On Shabbos, in her derashah, she will be touching on the subject of that experience–it is inextricably interwoven into this week’s parashah as Yosef is discovered by his brothers and father–as it is now a defining and integral part of her persona.

As far as her work as a teacher of Torah to women in Israel and around the world is concerned, I ask Rachelle Frenkel about teaching women advanced Torah in Israel versus how it is received here in the U.S. “Torah,” she says, “connects people to one another.” She adds that in Israel, the idea of women studying Torah is less politicized but it is gaining wide acceptance in the States. Frenkel says that she has been well received in communities around the country over the last year or so.

In speaking with Malke Bina the day before, I used the words “friction” and “resistance from within the community” when it comes to women studying Torah. She was unfazed and just said that there have been changes of women’s status in the community, and their commitment to Torah is just one of the reflections of that reality.

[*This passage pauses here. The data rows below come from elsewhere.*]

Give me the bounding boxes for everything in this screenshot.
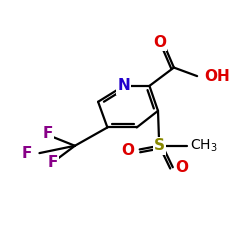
Text: OH: OH xyxy=(204,68,230,84)
Text: F: F xyxy=(22,146,32,160)
Text: O: O xyxy=(153,35,166,50)
Text: S: S xyxy=(154,138,165,153)
Text: O: O xyxy=(121,143,134,158)
Text: F: F xyxy=(48,156,58,170)
Text: O: O xyxy=(176,160,188,175)
Text: N: N xyxy=(118,78,130,94)
Text: F: F xyxy=(43,126,53,141)
Text: CH$_3$: CH$_3$ xyxy=(190,138,218,154)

Rabbanit Bina, the wife of the roshyeshiva of Netiv Aryeh, Rav Aharon Bina, said that a woman’s interest and commitment to learning is in no way detrimental. She adds that the women who have passed through the door of Matan are dedicated to learning Torah l’shem Shamayim and she does not believe that anyone in the community should view women’s Torah study as a threat.

In our conversation, Rabbi Hain mentioned Sarah Schenirer, the founder of the Bais Yaakov schools in Europe almost a century ago. “It was unpopular and there was resistance to what Sarah Schenirer wanted to do, but she persevered and changed the Jewish world.”

So in a way, I suppose you can say the same thing about Malke Bina and Rachelle Frenkel. Their work and exploration of the depth of Torah are making a significant impact on the worldwide Jewish community, one pasuk of Tanach and one shiur at a time.